Il 20 marzo, una ragazza di 14 anni, Kuren Rein, è stata uccisa a coltellate nella sua abitazione. A confessare l’omicidio è stata la madre, Tyiece Oninski, 41 anni, protagonista di una surreale e agghiacciante telefonata alle autorità in cui ha mescolato la brutalità dei fatti a convinzioni totalmente scollegate dalla realtà. È successo nella contea di Rock, in Wisconsin, Usa. L’omicidio è avvenuto all’interno dell’abitazione in cui le due risiedevano, di proprietà del nonno della vittima. È stata la stessa Oninski a segnalare l’accaduto alle autorità, telefonando al numero non di emergenza del locale Centro di Comunicazione.
La telefonata e il movente dichiarato
Nel corso della chiamata, durata oltre 13 minuti, la donna ha affermato di aver accoltellato la figlia la sera precedente e di aver successivamente tentato il suicidio. Agli operatori ha fornito un movente, dichiarando di aver commesso l’omicidio “per proteggerla da qualcun altro, punto e basta”. Nello specifico, Oninski ha affermato di voler proteggere la quattordicenne da Elon Musk. Dagli atti non emerge alcun legame tra la famiglia e il fondatore di Tesla, né l’indagata ha fornito ulteriori spiegazioni su questa affermazione. Quando l’operatore del centralino ha domandato se fosse necessario l’intervento di un’ambulanza per la minore, Oninski ha risposto: “È morta, tesoro. Ha bisogno di un carro funebre“. La donna ha poi richiesto un’ambulanza per se stessa, specificando di avere ferite al collo, al petto, ai polmoni e al cuore, provocate nel tentativo di togliersi la vita.
La scena del crimine e gli esami tossicologici
Gli agenti giunti sul posto hanno rinvenuto Kuren Rein priva di vita, a faccia in giù sul pavimento, in una stanza adibita a camera da letto. Il referto indica molteplici ferite da arma da taglio e l’assenza di ferite da difesa.
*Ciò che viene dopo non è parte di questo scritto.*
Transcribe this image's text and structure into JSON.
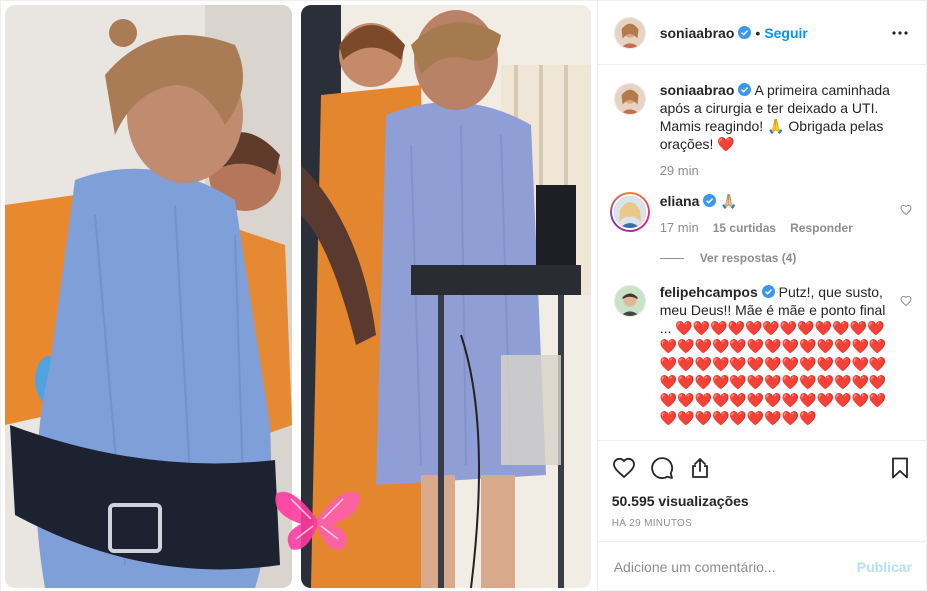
{
  "colors": {
    "accent": "#0095f6",
    "text": "#262626",
    "muted": "#8e8e8e",
    "publish_disabled": "#b2dffc",
    "heart": "#ed4956"
  },
  "header": {
    "username": "soniaabrao",
    "follow_label": "Seguir",
    "separator": "•",
    "more_icon": "ellipsis-icon"
  },
  "caption": {
    "username": "soniaabrao",
    "text": "A primeira caminhada após a cirurgia e ter deixado a UTI. Mamis reagindo! 🙏 Obrigada pelas orações! ❤️",
    "time": "29 min"
  },
  "comments": [
    {
      "username": "eliana",
      "text": "🙏🏼",
      "time": "17 min",
      "likes": "15 curtidas",
      "reply_label": "Responder",
      "view_replies": "Ver respostas (4)"
    },
    {
      "username": "felipehcampos",
      "text": "Putz!, que susto, meu Deus!! Mãe é mãe e ponto final ... ❤️❤️❤️❤️❤️❤️❤️❤️❤️❤️❤️❤️❤️❤️❤️❤️❤️❤️❤️❤️❤️❤️❤️❤️❤️❤️❤️❤️❤️❤️❤️❤️❤️❤️❤️❤️❤️❤️❤️❤️❤️❤️❤️❤️❤️❤️❤️❤️❤️❤️❤️❤️❤️❤️❤️❤️❤️❤️❤️❤️❤️❤️❤️❤️❤️❤️❤️❤️❤️❤️❤️❤️❤️"
    }
  ],
  "actions": {
    "icons": [
      "heart-icon",
      "comment-icon",
      "share-icon",
      "bookmark-icon"
    ]
  },
  "stats": {
    "views": "50.595 visualizações",
    "posted": "HÁ 29 MINUTOS"
  },
  "add_comment": {
    "placeholder": "Adicione um comentário...",
    "publish_label": "Publicar"
  }
}
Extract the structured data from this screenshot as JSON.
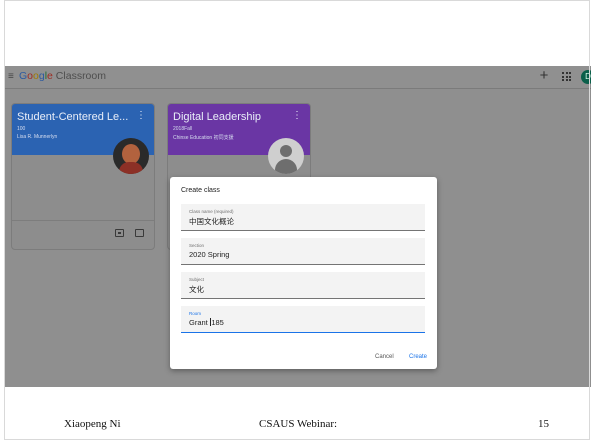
{
  "app": {
    "logo_google": [
      "G",
      "o",
      "o",
      "g",
      "l",
      "e"
    ],
    "logo_product": " Classroom",
    "user_initial": "D"
  },
  "cards": [
    {
      "title": "Student-Centered Le...",
      "section": "100",
      "teacher": "Lisa R. Munnerlyn",
      "color": "#2b63b2"
    },
    {
      "title": "Digital Leadership",
      "section": "2018Fall",
      "teacher": "Chinse Education 初同支援",
      "color": "#6a36a4"
    }
  ],
  "dialog": {
    "title": "Create class",
    "fields": [
      {
        "label": "Class name (required)",
        "value": "中国文化概论",
        "active": false
      },
      {
        "label": "Section",
        "value": "2020 Spring",
        "active": false
      },
      {
        "label": "Subject",
        "value": "文化",
        "active": false
      },
      {
        "label": "Room",
        "value_before_cursor": "Grant ",
        "value_after_cursor": "185",
        "active": true
      }
    ],
    "cancel_label": "Cancel",
    "create_label": "Create",
    "accent_color": "#1a73e8"
  },
  "slide_footer": {
    "author": "Xiaopeng Ni",
    "event": "CSAUS Webinar:",
    "page_number": "15"
  }
}
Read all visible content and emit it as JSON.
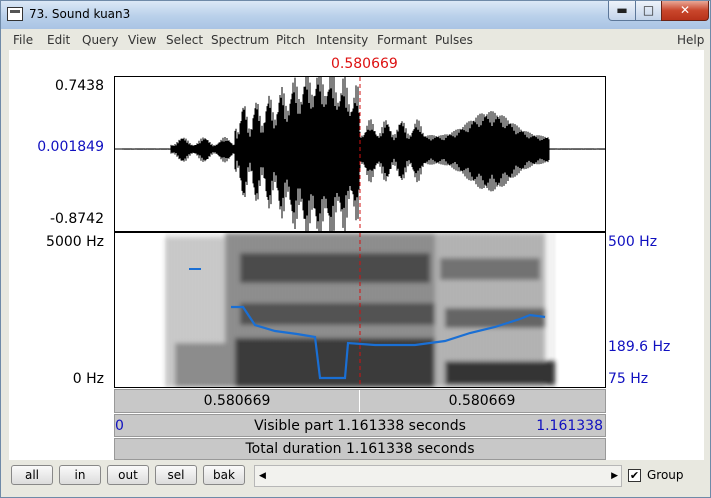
{
  "window": {
    "title": "73. Sound kuan3",
    "min_glyph": "▬",
    "max_glyph": "□",
    "close_glyph": "✕"
  },
  "menus": [
    "File",
    "Edit",
    "Query",
    "View",
    "Select",
    "Spectrum",
    "Pitch",
    "Intensity",
    "Formant",
    "Pulses",
    "Help"
  ],
  "cursor_time": "0.580669",
  "waveform": {
    "max": "0.7438",
    "mid": "0.001849",
    "min": "-0.8742"
  },
  "spectrogram": {
    "freq_top": "5000 Hz",
    "freq_bottom": "0 Hz",
    "pitch_top": "500 Hz",
    "pitch_mid": "189.6 Hz",
    "pitch_bottom": "75 Hz"
  },
  "bars": {
    "left_time": "0.580669",
    "right_time": "0.580669",
    "visible_start": "0",
    "visible_text": "Visible part 1.161338 seconds",
    "visible_end": "1.161338",
    "total_text": "Total duration 1.161338 seconds"
  },
  "buttons": {
    "all": "all",
    "in": "in",
    "out": "out",
    "sel": "sel",
    "bak": "bak"
  },
  "group": {
    "label": "Group",
    "checked_glyph": "✔"
  },
  "colors": {
    "cursor": "#d11111",
    "pitch": "#1a6fd4",
    "label_blue": "#1010c0"
  }
}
Nelle immediate vicinanze del corpo sono stati trovati un coltello a serramanico nero e un fodero in pelle vuoto. Il nonno della ragazza, presente in casa, ha riferito alla polizia di essersi appena svegliato e di credere che la nipote fosse a scuola. Tyiece Oninski presentava lacerazioni autoinflitte al collo e ai polsi, e un’impronta di sangue sulla pianta del piede sinistro. Trasportata in ospedale, i documenti del tribunale riportano che la donna ha domandato agli agenti: “Quindi il mio nome è già su tutti i notiziari?“, mostrando disappunto alla risposta negativa. Gli esami tossicologici hanno rilevato nel suo sangue la presenza di benzodiazepine, anfetamine e THC.
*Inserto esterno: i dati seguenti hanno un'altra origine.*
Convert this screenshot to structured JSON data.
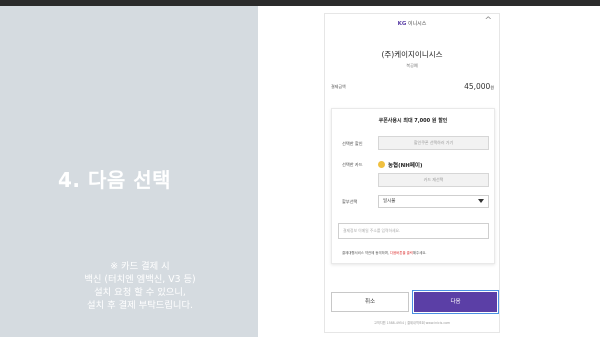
{
  "slide": {
    "step_title": "4. 다음 선택",
    "note_lines": [
      "※ 카드 결제 시",
      "백신 (터치엔 엠백신, V3 등)",
      "설치 요청 할 수 있으니,",
      "설치 후 결제 부탁드립니다."
    ]
  },
  "payment": {
    "close_icon": "close-icon",
    "logo_kg": "KG",
    "logo_text": "이니시스",
    "merchant_name": "(주)케이지이니시스",
    "merchant_sub": "복공예",
    "amount_label": "결제금액",
    "amount_value": "45,000",
    "amount_unit": "원",
    "coupon_title": "쿠폰사용시 최대 7,000 원 할인",
    "discount_label": "선택한 할인",
    "discount_button": "할인쿠폰 선택하러 가기",
    "card_label": "선택한 카드",
    "card_name": "농협(NH페이)",
    "card_reselect": "카드 재선택",
    "installment_label": "할부선택",
    "installment_value": "일시불",
    "email_placeholder": "결제정보 이메일 주소를 입력하세요.",
    "agree_prefix": "결제대행서비스 약관에 동의하며, ",
    "agree_link": "다음버튼을 클릭",
    "agree_suffix": "해주세요.",
    "cancel_label": "취소",
    "next_label": "다음",
    "footer": "고객지원 1588-4954 | 결제내역조회 www.inicis.com"
  },
  "colors": {
    "accent": "#5b3fa6",
    "left_panel": "#d5dbe0",
    "focus": "#4a90e2"
  }
}
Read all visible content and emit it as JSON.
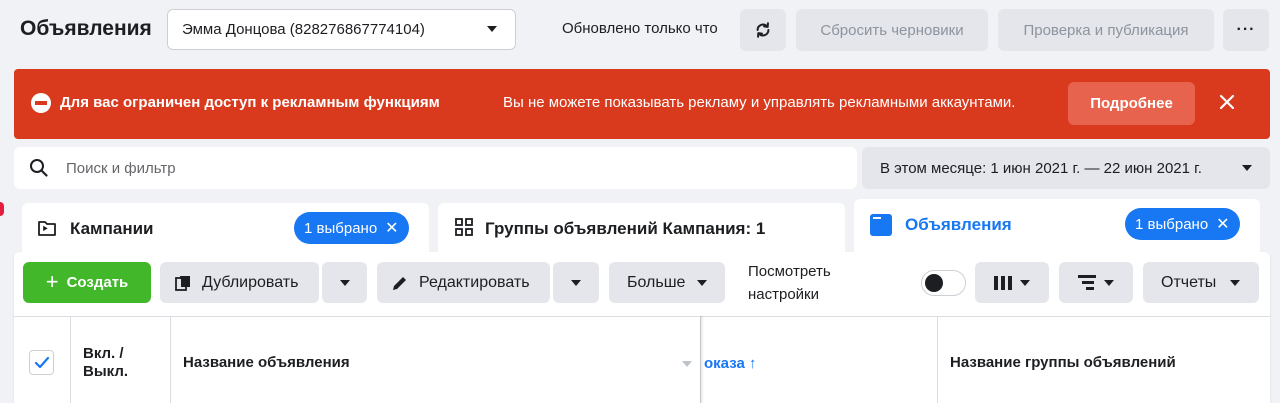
{
  "header": {
    "title": "Объявления",
    "account": "Эмма Донцова (828276867774104)",
    "updated": "Обновлено только что",
    "discard_label": "Сбросить черновики",
    "publish_label": "Проверка и публикация",
    "more_label": "···"
  },
  "banner": {
    "title": "Для вас ограничен доступ к рекламным функциям",
    "text": "Вы не можете показывать рекламу и управлять рекламными аккаунтами.",
    "details_label": "Подробнее",
    "color": "#d93a1e"
  },
  "search": {
    "placeholder": "Поиск и фильтр"
  },
  "date_range": {
    "label": "В этом месяце: 1 июн 2021 г. — 22 июн 2021 г."
  },
  "tabs": {
    "campaigns": {
      "label": "Кампании",
      "badge": "1 выбрано"
    },
    "adsets": {
      "label": "Группы объявлений Кампания: 1"
    },
    "ads": {
      "label": "Объявления",
      "badge": "1 выбрано"
    }
  },
  "toolbar": {
    "create_label": "Создать",
    "duplicate_label": "Дублировать",
    "edit_label": "Редактировать",
    "more_label": "Больше",
    "view_settings_label": "Посмотреть настройки",
    "reports_label": "Отчеты"
  },
  "table": {
    "columns": {
      "onoff": "Вкл. / Выкл.",
      "ad_name": "Название объявления",
      "delivery": "оказа",
      "adset_name": "Название группы объявлений"
    }
  },
  "colors": {
    "accent": "#1877f2",
    "create": "#42b72a"
  }
}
Le accuse e la posizione della famiglia
Tyiece Oninski è stata arrestata e incriminata per omicidio volontario di primo grado. Attualmente è detenuta nel carcere della contea di Rock con una cauzione in contanti fissata a 1 milione di dollari. L’udienza in tribunale è in programma per il 14 aprile. Se giudicata colpevole, rischia l’ergastolo. I familiari hanno programmato i funerali per il 3 aprile e aperto una campagna di raccolta fondi su GoFundMe per coprire le spese esequiali e supportare il fratello della vittima. Megan Oninski, zia della quattordicenne, ha rilasciato una dichiarazione ai media locali in cui contestualizza l’accaduto rispetto ai servizi sociali: “Questa tragedia è la conclusione devastante di una battaglia durata anni tra i membri della famiglia e il sistema sovraccarico creato per proteggere i nostri figli”.